Dal Vangelo secondo Giovanni
Gv 20,24-29
Tommaso, uno dei Dodici, chiamato Dìdimo, non era con loro quando venne Gesù. Gli dicevano gli altri discepoli: «Abbiamo visto il Signore!». Ma egli disse loro: «Se non vedo nelle sue mani il segno dei chiodi e non metto il mio dito nel segno dei chiodi e non metto la mia mano nel suo fianco, io non credo».
Otto giorni dopo i discepoli erano di nuovo in casa e c’era con loro anche Tommaso. Venne Gesù, a porte chiuse, stette in mezzo e disse: «Pace a voi!». Poi disse a Tommaso: «Metti qui il tuo dito e guarda le mie mani; tendi la tua mano e mettila nel mio fianco; e non essere incredulo, ma credente!». Gli rispose Tommaso: «Mio Signore e mio Dio!». Gesù gli disse: «Perché mi hai veduto, tu hai creduto; beati quelli che non hanno visto e hanno creduto!».

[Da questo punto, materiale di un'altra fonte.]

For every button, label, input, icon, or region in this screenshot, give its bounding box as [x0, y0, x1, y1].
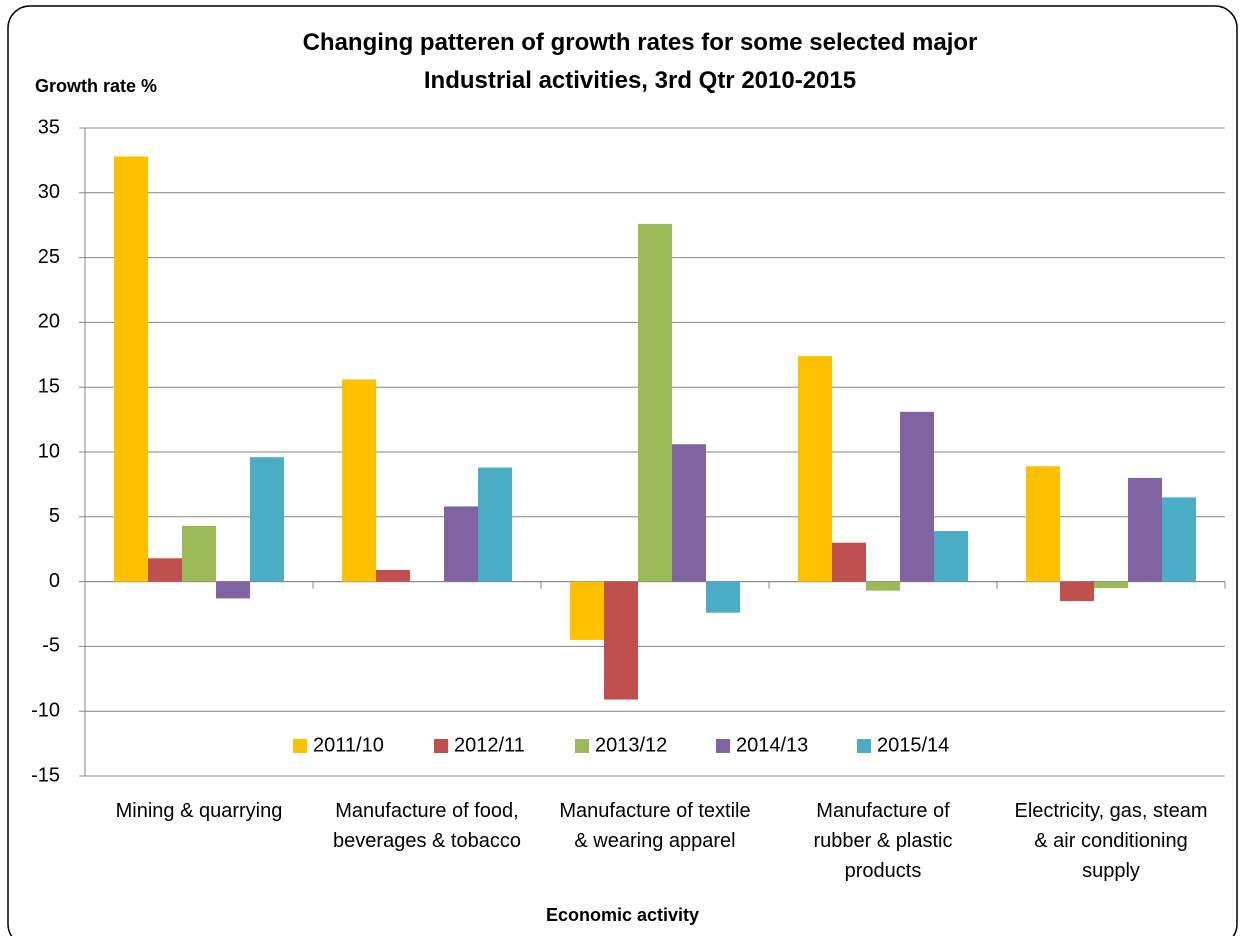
bar [376, 569, 410, 582]
bar [1128, 477, 1162, 582]
legend-swatch [857, 739, 871, 753]
bar [638, 223, 672, 582]
legend-swatch [575, 739, 589, 753]
y-tick-label: 10 [38, 440, 60, 462]
x-tick-label: Manufacture of rubber & plastic products [813, 800, 953, 882]
bar [1162, 497, 1196, 582]
bar [444, 506, 478, 582]
bar [114, 156, 148, 582]
y-tick-label: -5 [42, 635, 60, 657]
y-tick-label: 5 [49, 505, 60, 527]
legend-swatch [716, 739, 730, 753]
bar [706, 581, 740, 613]
bar [148, 558, 182, 582]
legend-label: 2014/13 [736, 734, 808, 756]
y-tick-label: 15 [38, 375, 60, 397]
y-tick-label: -15 [31, 764, 60, 786]
chart-border [7, 5, 1238, 936]
bar [1094, 581, 1128, 589]
y-tick-label: -10 [31, 699, 60, 721]
legend-label: 2013/12 [595, 734, 667, 756]
legend-label: 2011/10 [313, 734, 384, 756]
bar [342, 379, 376, 582]
y-tick-label: 20 [38, 311, 60, 333]
x-axis-title: Economic activity [545, 905, 700, 925]
bar [900, 411, 934, 582]
bar [1060, 581, 1094, 602]
bar [832, 542, 866, 582]
bar [478, 467, 512, 582]
legend-swatch [434, 739, 448, 753]
y-tick-label: 0 [49, 570, 60, 592]
x-tick-label: Manufacture of food, beverages & tobacco [333, 800, 521, 852]
legend-label: 2012/11 [454, 734, 525, 756]
legend-swatch [293, 739, 307, 753]
bar [604, 581, 638, 700]
bar [798, 356, 832, 582]
bar [866, 581, 900, 591]
y-axis-title: Growth rate % [35, 76, 158, 96]
bar [934, 531, 968, 582]
bar [182, 525, 216, 582]
x-tick-label: Mining & quarrying [115, 800, 283, 822]
x-tick-label: Electricity, gas, steam & air conditioni… [1014, 800, 1208, 882]
y-tick-label: 30 [38, 181, 60, 203]
legend-label: 2015/14 [877, 734, 949, 756]
bar [672, 444, 706, 582]
x-tick-label: Manufacture of textile & wearing apparel [559, 800, 751, 852]
bar [570, 581, 604, 640]
y-tick-label: 35 [38, 116, 60, 138]
bar [216, 581, 250, 599]
y-tick-label: 25 [38, 246, 60, 268]
chart-title: Changing patteren of growth rates for so… [302, 29, 978, 94]
bar [1026, 466, 1060, 582]
bar [250, 457, 284, 582]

Tommaso non era certo un tipo come molti di noi che abbocchiamo a tutte le bufale che ci fanno credere, sia i politici, che i fattucchieri, che i bancari o i disperati di mestiere o i ladri d’avventura. Tommaso Gesù morto, senza vita, dolorante fino allo spasimo lo aveva visto su quella croce e che nessuno venga a dirgli che è vivo. I colpi dei chiodi li ha ancora negli orecchi, lui non si può togliere dall’anima quel grido disperato di Gesù, quel rantolo di morte E non venite a dirmi che è vivo. La sera di Pasqua nel Cenacolo con gli altri apostoli Tomaso invece non c’era, lui non ce l’aveva più fatta a stare a raccontarsi la delusione, l’amarezza, la disperazione della sconfitta, della morte ignominiosa del maestro. Non s’adattava alla perdita di quello che era stato per lui il sogno della sua vita. Si sente il sangue ribollire quando i suoi amici di prima gli ridono in faccia per aver abboccato al Nazzareno e lui fa fatica a dimenticare lo smacco, ma ormai tutto è finito.

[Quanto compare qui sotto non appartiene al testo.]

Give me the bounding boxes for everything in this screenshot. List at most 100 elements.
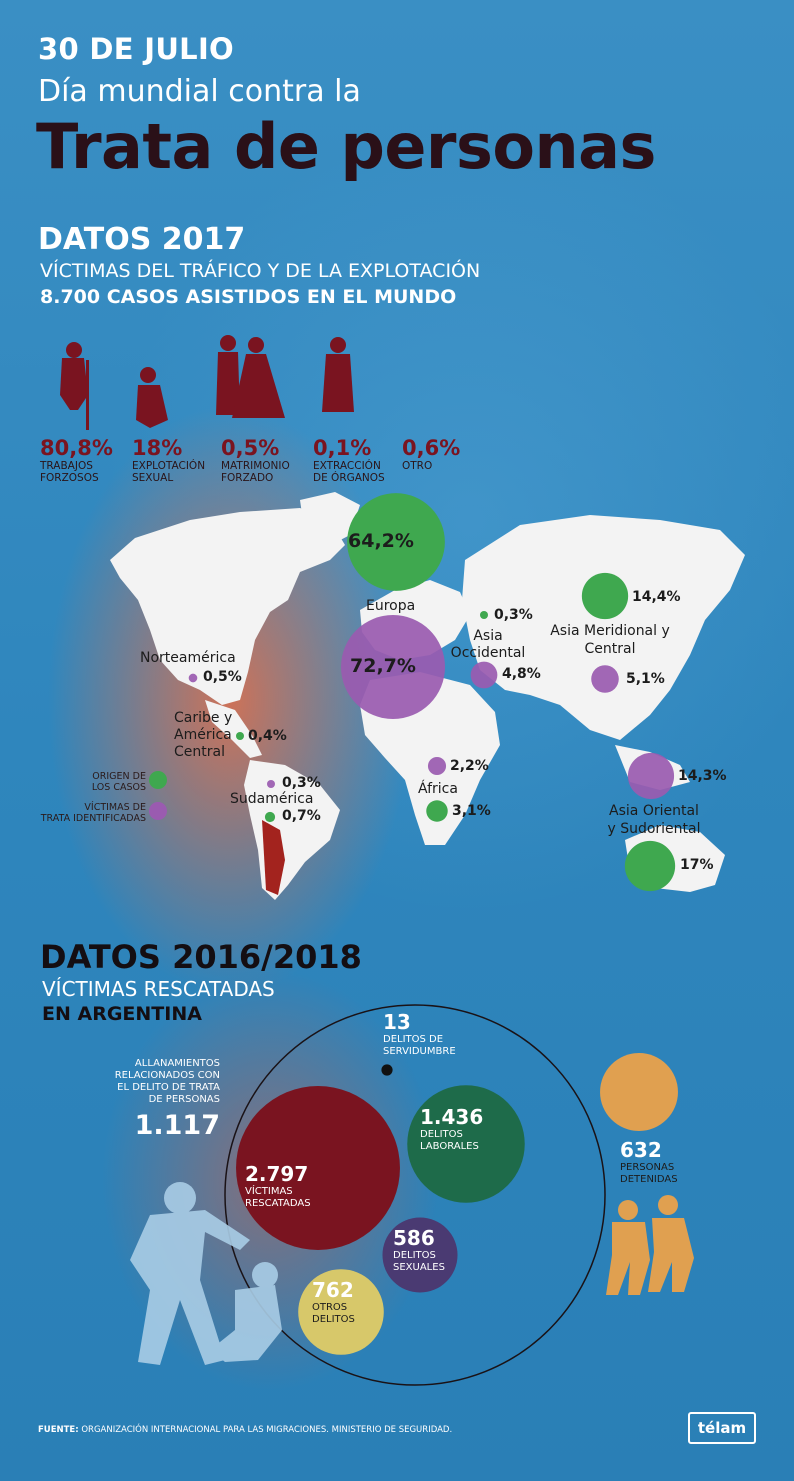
region-label-norteamerica: Norteamérica [140,650,236,666]
circle-label-sexuales: 586 DELITOS SEXUALES [393,1226,445,1274]
circle-label: SEXUALES [393,1262,445,1273]
raids-label: ALLANAMIENTOS [134,1058,220,1069]
circle-label-servidumbre: 13 DELITOS DE SERVIDUMBRE [383,1010,456,1058]
section-2016-2018-subtitle: VÍCTIMAS RESCATADAS [42,977,275,1001]
circle-label-detenidas: 632 PERSONAS DETENIDAS [620,1138,678,1186]
circle-label: LABORALES [420,1141,479,1152]
region-label-sudamerica: Sudamérica [230,791,314,807]
legend-victims-dot [149,802,167,820]
value-label: 64,2% [348,530,414,552]
exploitation-value: 0,6% [402,436,461,460]
exploitation-label: TRABAJOS [40,460,93,472]
value-label: 17% [680,857,714,873]
exploitation-item: 18% EXPLOTACIÓN SEXUAL [132,436,205,484]
circle-value: 762 [312,1278,354,1302]
value-label: 14,4% [632,589,681,605]
circle-label: DELITOS [312,1314,355,1325]
region-label-asia-meridional: Asia Meridional y Central [550,623,670,657]
legend-victims-line2: TRATA IDENTIFICADAS [40,813,146,824]
value-label: 0,4% [248,728,287,744]
value-label: 0,7% [282,808,321,824]
detained-persons-icon [606,1195,694,1295]
region-label-africa: África [418,781,458,797]
exploitation-item: 0,1% EXTRACCIÓN DE ÓRGANOS [313,436,385,484]
circle-label: DETENIDAS [620,1174,678,1185]
circle-label: DELITOS [420,1129,463,1140]
value-label: 4,8% [502,666,541,682]
origin-bubble-asia-oriental-y-sudoriental [624,840,676,892]
victims-bubble-europa [340,614,446,720]
origin-bubble--frica [426,800,448,822]
origin-bubble-asia-meridional-y-central [581,572,629,620]
exploitation-value: 18% [132,436,183,460]
circle-label: DELITOS DE [383,1034,444,1045]
victims-bubble-norteam-rica [188,673,198,683]
circle-label: SERVIDUMBRE [383,1046,456,1057]
region-label-asia-occidental: Asia Occidental [450,628,526,661]
value-label: 0,3% [282,775,321,791]
exploitation-label: FORZADO [221,472,274,484]
circle-label: RESCATADAS [245,1198,311,1209]
legend-victims-line1: VÍCTIMAS DE [84,802,146,813]
raids-label: RELACIONADOS CON [114,1070,220,1081]
organ-extraction-icon [322,337,354,412]
origin-bubble-europa [347,493,445,591]
victims-bubble--frica [427,756,447,776]
exploitation-label: EXTRACCIÓN [313,460,381,472]
origin-bubble-asia-occidental [480,611,488,619]
section-2017-cases: 8.700 CASOS ASISTIDOS EN EL MUNDO [40,286,457,308]
argentina-circle-victimas [236,1086,400,1250]
value-label: 3,1% [452,803,491,819]
source-text: ORGANIZACIÓN INTERNACIONAL PARA LAS MIGR… [81,1425,453,1435]
value-label: 72,7% [350,655,416,677]
value-label: 5,1% [626,671,665,687]
circle-value: 632 [620,1138,662,1162]
rescue-silhouette-icon [130,1182,282,1365]
circle-label-otros: 762 OTROS DELITOS [312,1278,355,1326]
exploitation-item: 0,5% MATRIMONIO FORZADO [221,436,290,484]
legend-origin: ORIGEN DE LOS CASOS [60,771,146,793]
circle-label-victimas: 2.797 VÍCTIMAS RESCATADAS [245,1162,311,1210]
victims-bubble-asia-oriental-y-sudoriental [627,752,675,800]
source-prefix: FUENTE: [38,1425,79,1435]
map-bubbles [188,493,676,892]
section-2016-2018-title: DATOS 2016/2018 [40,938,362,976]
argentina-circle-detenidas [600,1053,678,1131]
raids-label: EL DELITO DE TRATA [117,1082,220,1093]
exploitation-value: 0,1% [313,436,372,460]
victims-bubble-asia-meridional-y-central [591,665,619,693]
exploitation-label: FORZOSOS [40,472,99,484]
exploitation-label: EXPLOTACIÓN [132,460,206,472]
legend-origin-line2: LOS CASOS [91,782,146,793]
header-date: 30 DE JULIO [38,32,234,66]
legend-origin-dot [149,771,167,789]
argentina-circle-sexuales [382,1217,458,1293]
map-greenland [300,492,360,548]
value-label: 0,3% [494,607,533,623]
exploitation-label: MATRIMONIO [221,460,290,472]
argentina-circles [236,1053,678,1355]
section-2016-2018-subtitle2: EN ARGENTINA [42,1003,202,1025]
argentina-circle-laborales [407,1085,525,1203]
exploitation-label: DE ÓRGANOS [313,472,385,484]
source-footer: FUENTE: ORGANIZACIÓN INTERNACIONAL PARA … [38,1425,452,1435]
forced-marriage-icon [216,335,285,418]
map-central-america [205,700,262,758]
exploitation-value: 0,5% [221,436,280,460]
victims-bubble-sudam-rica [267,780,275,788]
header-subtitle: Día mundial contra la [38,74,361,109]
argentina-circle-otros [298,1269,384,1355]
region-label-caribe: Caribe y América Central [174,710,233,760]
circle-label-laborales: 1.436 DELITOS LABORALES [420,1105,483,1153]
raids-value: 1.117 [134,1110,220,1141]
raids-label: DE PERSONAS [148,1094,220,1105]
header-title: Trata de personas [36,110,656,183]
argentina-circle-servidumbre [381,1064,393,1076]
circle-value: 1.436 [420,1105,484,1129]
telam-logo: télam [688,1412,756,1444]
circle-label: PERSONAS [620,1162,675,1173]
exploitation-label: OTRO [402,460,433,472]
victims-bubble-asia-occidental [470,661,498,689]
circle-label: VÍCTIMAS [245,1186,293,1197]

Invece Lui, Gesù ai suoi discepoli si mostra vivo. Lo abbiamo visto vivo, gli dicono gli amici, lo abbiamo incontrato con una forza e un desiderio di comunicare con noi che non ricordavamo più, meglio ancora della prima volta che ci aveva stregati sulle rive del lago. Ti bastano i tuoi amici, no? Con loro hai condiviso tutti i giorni lieti con Gesù, con loro lo hai sentito tante volte parlare di regno dei cieli, con loro hai visto malati guarire, ciechi tornare a vedere… Perché non condividi con loro la gioia pulita dell’aver incontrato Cristo vivo?

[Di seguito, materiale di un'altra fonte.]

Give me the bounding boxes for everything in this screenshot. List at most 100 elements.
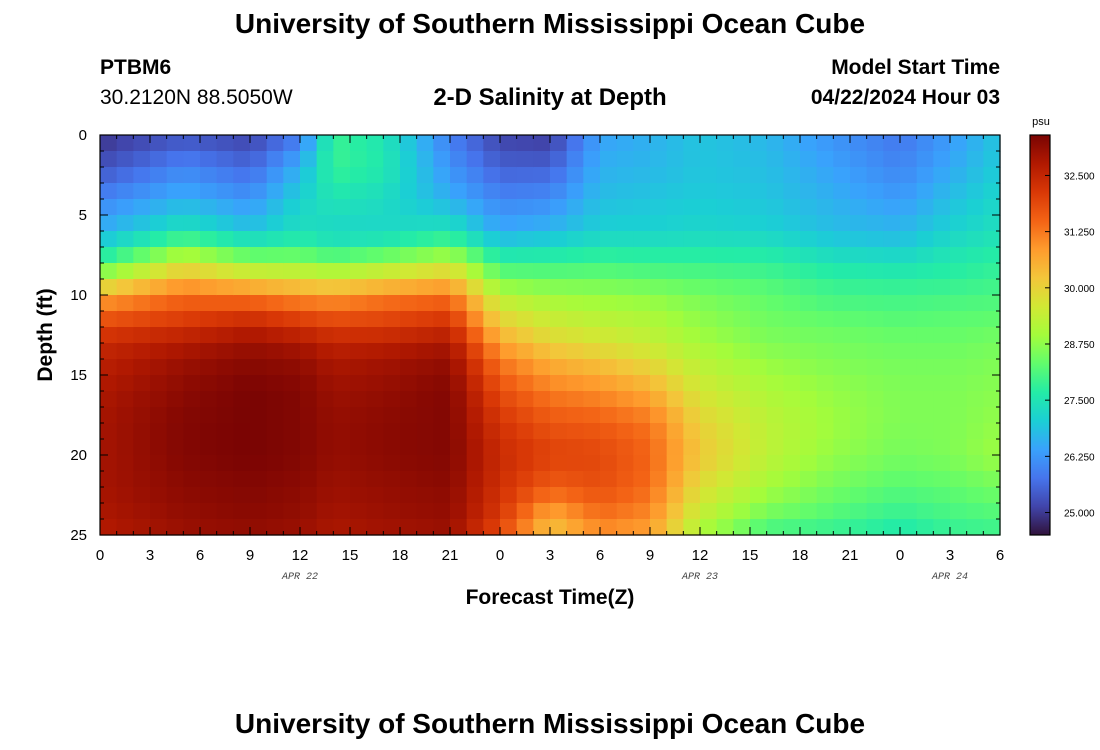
- heatmap-cell: [250, 423, 268, 440]
- heatmap-cell: [766, 423, 784, 440]
- heatmap-cell: [233, 487, 251, 504]
- heatmap-cell: [966, 311, 984, 328]
- heatmap-cell: [383, 471, 401, 488]
- heatmap-cell: [466, 279, 484, 296]
- heatmap-cell: [483, 279, 501, 296]
- heatmap-cell: [483, 151, 501, 168]
- heatmap-cell: [416, 471, 434, 488]
- heatmap-cell: [166, 167, 184, 184]
- heatmap-cell: [983, 487, 1001, 504]
- heatmap-cell: [400, 279, 418, 296]
- heatmap-cell: [183, 167, 201, 184]
- heatmap-cell: [900, 423, 918, 440]
- heatmap-cell: [283, 247, 301, 264]
- heatmap-cell: [516, 263, 534, 280]
- heatmap-cell: [216, 375, 234, 392]
- heatmap-cell: [350, 391, 368, 408]
- heatmap-cell: [900, 199, 918, 216]
- heatmap-cell: [633, 423, 651, 440]
- heatmap-cell: [883, 263, 901, 280]
- date-label: APR 22: [281, 572, 318, 583]
- heatmap-cell: [283, 519, 301, 536]
- heatmap-cell: [766, 327, 784, 344]
- heatmap-cell: [750, 327, 768, 344]
- heatmap-cell: [166, 343, 184, 360]
- heatmap-cell: [900, 167, 918, 184]
- heatmap-cell: [983, 423, 1001, 440]
- heatmap-cell: [916, 455, 934, 472]
- heatmap-cell: [916, 375, 934, 392]
- heatmap-cell: [366, 519, 384, 536]
- heatmap-cell: [450, 455, 468, 472]
- heatmap-cell: [850, 327, 868, 344]
- heatmap-cell: [433, 327, 451, 344]
- heatmap-cell: [166, 247, 184, 264]
- heatmap-cell: [283, 503, 301, 520]
- heatmap-cell: [616, 327, 634, 344]
- heatmap-cell: [383, 375, 401, 392]
- heatmap-cell: [700, 135, 718, 152]
- heatmap-cell: [500, 327, 518, 344]
- heatmap-cell: [850, 135, 868, 152]
- heatmap-cell: [466, 343, 484, 360]
- heatmap-cell: [750, 247, 768, 264]
- heatmap-cell: [816, 455, 834, 472]
- heatmap-cell: [333, 327, 351, 344]
- heatmap-cell: [183, 391, 201, 408]
- heatmap-cell: [350, 375, 368, 392]
- heatmap-cell: [800, 199, 818, 216]
- heatmap-cell: [816, 215, 834, 232]
- heatmap-cell: [650, 263, 668, 280]
- heatmap-cell: [833, 247, 851, 264]
- heatmap-cell: [683, 263, 701, 280]
- heatmap-cell: [666, 151, 684, 168]
- heatmap-cell: [200, 471, 218, 488]
- heatmap-cell: [750, 311, 768, 328]
- heatmap-cell: [966, 327, 984, 344]
- heatmap-cell: [100, 407, 118, 424]
- heatmap-cell: [200, 455, 218, 472]
- heatmap-cell: [316, 151, 334, 168]
- x-tick-label: 3: [946, 547, 954, 564]
- heatmap-cell: [233, 343, 251, 360]
- heatmap-cell: [516, 471, 534, 488]
- heatmap-cell: [600, 487, 618, 504]
- heatmap-cell: [566, 231, 584, 248]
- heatmap-cell: [666, 503, 684, 520]
- heatmap-cell: [916, 487, 934, 504]
- heatmap-cell: [133, 519, 151, 536]
- heatmap-cell: [400, 503, 418, 520]
- heatmap-cell: [866, 167, 884, 184]
- heatmap-cell: [883, 487, 901, 504]
- heatmap-cell: [183, 199, 201, 216]
- heatmap-cell: [700, 375, 718, 392]
- heatmap-cell: [400, 183, 418, 200]
- heatmap-cell: [300, 455, 318, 472]
- heatmap-cell: [633, 135, 651, 152]
- heatmap-cell: [750, 487, 768, 504]
- heatmap-cell: [416, 519, 434, 536]
- heatmap-cell: [650, 167, 668, 184]
- heatmap-cell: [333, 439, 351, 456]
- heatmap-cell: [283, 455, 301, 472]
- heatmap-cell: [866, 407, 884, 424]
- heatmap-cell: [300, 295, 318, 312]
- heatmap-cell: [183, 295, 201, 312]
- heatmap-cell: [316, 311, 334, 328]
- heatmap-cell: [566, 439, 584, 456]
- heatmap-cell: [216, 487, 234, 504]
- heatmap-cell: [116, 487, 134, 504]
- heatmap-cell: [216, 263, 234, 280]
- heatmap-cell: [533, 199, 551, 216]
- heatmap-cell: [766, 407, 784, 424]
- heatmap-cell: [983, 247, 1001, 264]
- heatmap-cell: [166, 519, 184, 536]
- heatmap-cell: [483, 167, 501, 184]
- heatmap-cell: [716, 327, 734, 344]
- heatmap-cell: [583, 327, 601, 344]
- heatmap-cell: [866, 135, 884, 152]
- heatmap-cell: [550, 231, 568, 248]
- heatmap-cell: [866, 279, 884, 296]
- heatmap-cell: [483, 247, 501, 264]
- heatmap-cell: [566, 503, 584, 520]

Nemmeno se mi ammazzaste ci crederei. Ho troppo nei miei occhi il suo sguardo smarrito, negli orecchi i colpi di quella mazza sui chiodi, il suo urlo disperato di fronte alla morte. Non può essere che sia ancora vivo. Erano le difese di fronte alla novità assoluta della risurrezione. Quasi non voleva nemmeno pensarci per non rimettersi in discussione, per non ribaltare la sua vita. Io non ci credo per niente se non vedo, non tocco, non sento, non lo stringo tra le mie braccia. Quei buchi dei chiodi li voglio turare con le mie dita, quella ferita inutile dispregiativa, insolente stra-cattiva che gli hanno dato dopo morto al cuore la voglio coprire con la mia mano.
Spesso siamo nel dolore e troviamo gusto a starci, a farci compatire, quasi che la soluzione alla nostra debolezza ci venga dalla compassione. Invece Gesù si ripresenta e prende in parola Tomaso. Volevi mettere le tue dita nelle mie piaghe? Volevi rinnovarmi questo dolore che ho definitivamente sconfitto? Volevi dare spazio a tutti i tuoi dubbi? Eccomi. Gesù si presenta, come si presenta alla nostra intelligenza e alla nostra vita. Sono qui. Dai pure la stura a tutte le tue tecniche di ricerca, non fingere di cercare per non vedere. Fatti crescere tutti i dubbi che vuoi, non smettere di desiderare. Al fondo della tua intelligenza pulita, del tuo cuore sgombro, della tua volontà pura mi troverai. Lascia stare i maghi, smettila di abbonarti agli oroscopi, lo sai anche tu che lo fai per gioco. Io sono qui, non mi hai mai creduto fino in fondo, ma io in te, sì. Mio Signore e mio Dio; è fede pura perché Dio non si constata mai, ma gli si crede. Vorremmo dirlo sempre anche noi!